> For the complete documentation index, see [llms.txt](https://drdh.gitbook.io/rl/llms.txt). Markdown versions of documentation pages are available by appending `.md` to page URLs; this page is available as [Markdown](https://drdh.gitbook.io/rl/deep-rl-course/intro-to-rl/rl-objective.md).

# RL Objective

## The goal of reinforcement learning

![what is RL](/files/-Liqxqp0pYDIodw28NTB)

Trajectory Probability

$$
p\_\theta (s\_1,a\_1,\cdots,s\_T,a\_T)=p(s\_1)\prod\_{t=1}^T \pi\_\theta(a\_t|s\_t)p(s\_{t+1}|s\_t,a\_t)
$$

We usually denote $$s\_1,a\_1,\cdots,s\_T,a\_T$$ as $$\tau$$. The left part is trajectory probability and the right part is Markov Chain.

What we really need is to find an optimal $$\theta$$ (denoted as $$\theta^\star$$)

$$
\theta^\star=\arg\max\_{\theta} E\_{\tau\sim p\_\theta(\tau)}\left\[\sum\_t r(s\_t,a\_t)\right]
$$

## Two cases

![p(s,a)](/files/-Liqxqp2SzOAy350GFVl)

$$
p(s\_{t+1},a\_{t+1}|s\_t,a\_t)=p(s\_{t+1}|s\_t,a\_t)\pi\_\theta(a\_{t+1}|s\_{t+1})
$$

### Finite horizon case: state-action marginal

$$
\theta^\star=\arg\max\_\theta \sum\_{t=1}^T E\_{(s\_t,a\_t)\sim p\_\theta(s\_t,a\_t)}\[r(s\_t,a\_t)]
$$

where $$p\_\theta(s\_t,a\_t)$$ is called state-action marginal.

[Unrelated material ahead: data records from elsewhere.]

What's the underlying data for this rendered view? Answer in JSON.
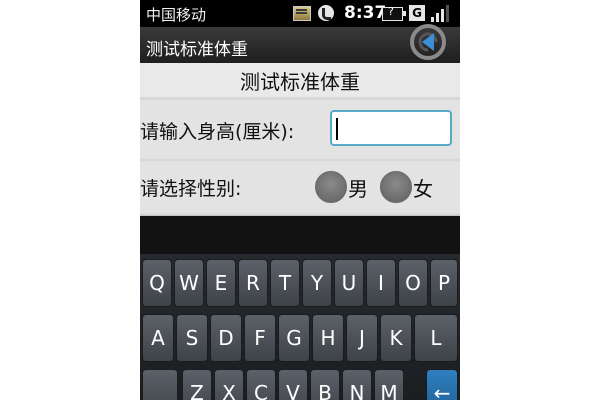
{
  "status_bar": {
    "carrier": "中国移动",
    "time": "8:37",
    "icons": [
      "sd-card-icon",
      "missed-call-icon",
      "battery-icon",
      "g-network-icon",
      "signal-icon"
    ],
    "network_label": "G"
  },
  "title_bar": {
    "title": "测试标准体重",
    "back_icon": "back-arrow-icon"
  },
  "form": {
    "header": "测试标准体重",
    "height_label": "请输入身高(厘米):",
    "height_value": "",
    "gender_label": "请选择性别:",
    "gender_options": [
      {
        "label": "男",
        "selected": false
      },
      {
        "label": "女",
        "selected": false
      }
    ]
  },
  "keyboard": {
    "row1": [
      "Q",
      "W",
      "E",
      "R",
      "T",
      "Y",
      "U",
      "I",
      "O",
      "P"
    ],
    "row2": [
      "A",
      "S",
      "D",
      "F",
      "G",
      "H",
      "J",
      "K",
      "L"
    ],
    "row3": [
      "",
      "Z",
      "X",
      "C",
      "V",
      "B",
      "N",
      "M",
      "←"
    ]
  },
  "colors": {
    "accent": "#58a8c8",
    "enter_key": "#2f7fbf",
    "key_bg": "#4d5258"
  }
}
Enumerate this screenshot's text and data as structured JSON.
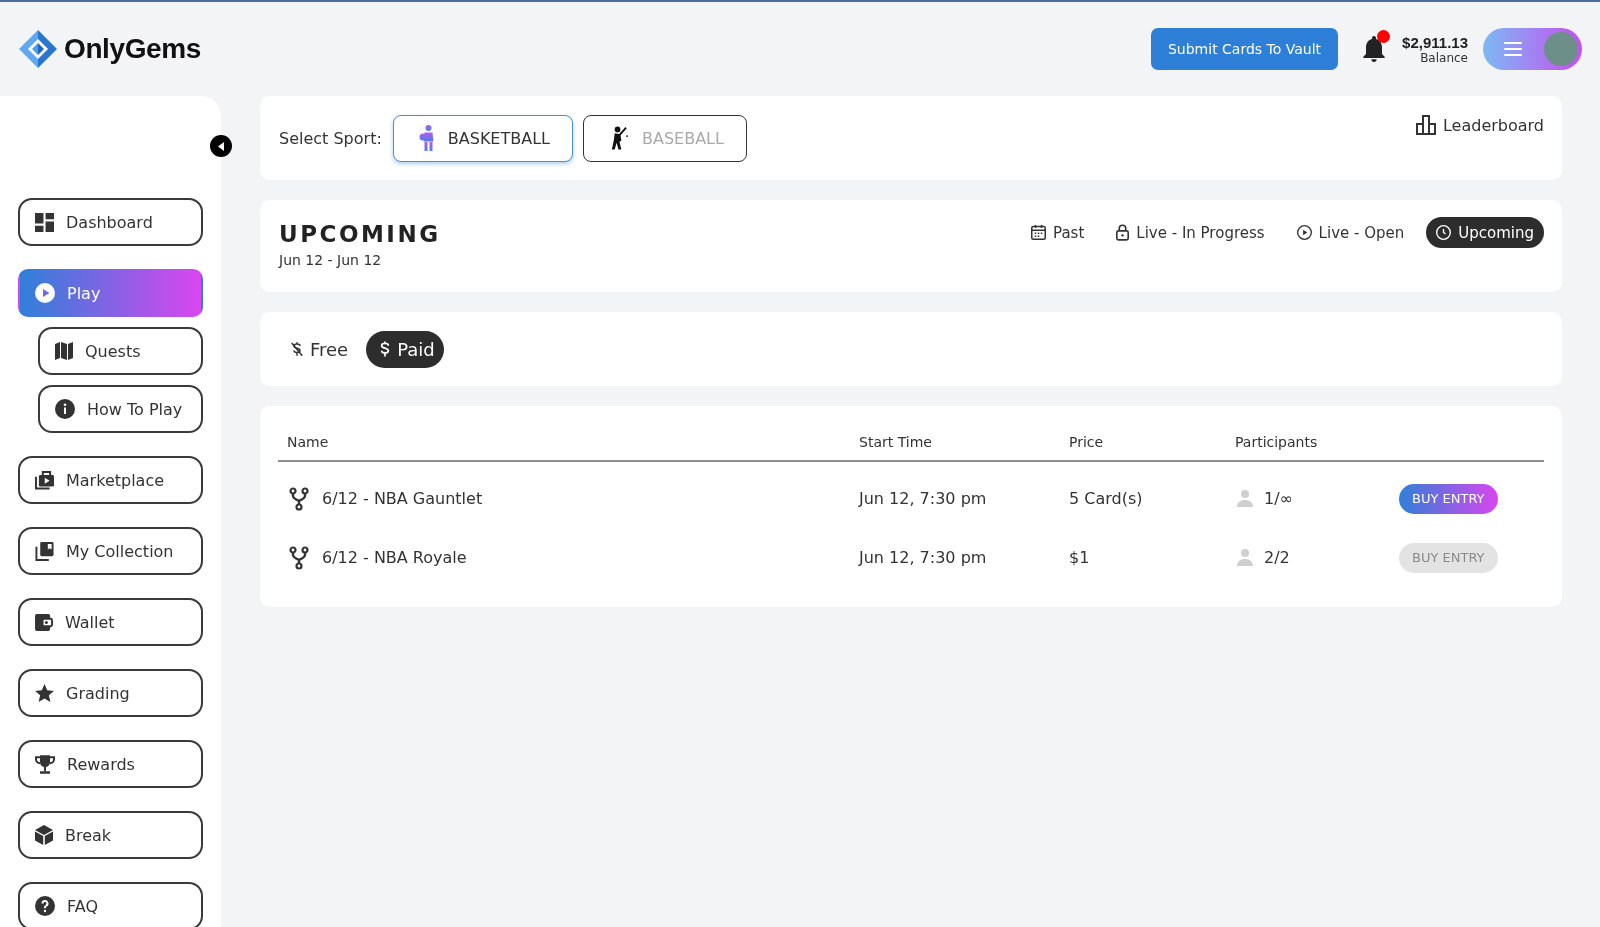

### Infinite horizon case: stationary distribution

$$
\theta^\star =\arg\max\_{\theta}\frac{1}{T}\sum\_{t=1}^T E\_{(s\_t,a\_t)\sim p\_\theta(s\_t,a\_t)}\[r(s\_t,a\_t)] \to E\_{(s,a)\sim p\_\theta(s,a)}\[r(s,a)]
$$

where $$\mu=p\_\theta(s,a)$$ is called stationary distribution.

Thus $$\mu =\mathcal{T}\mu$$ , the meaning is that **stationary = the same before and after transition**

$$\mu$$ is eigenvector of $$\mathcal{T}$$ with eigenvalue 1, and it always exists under some regularity conditions.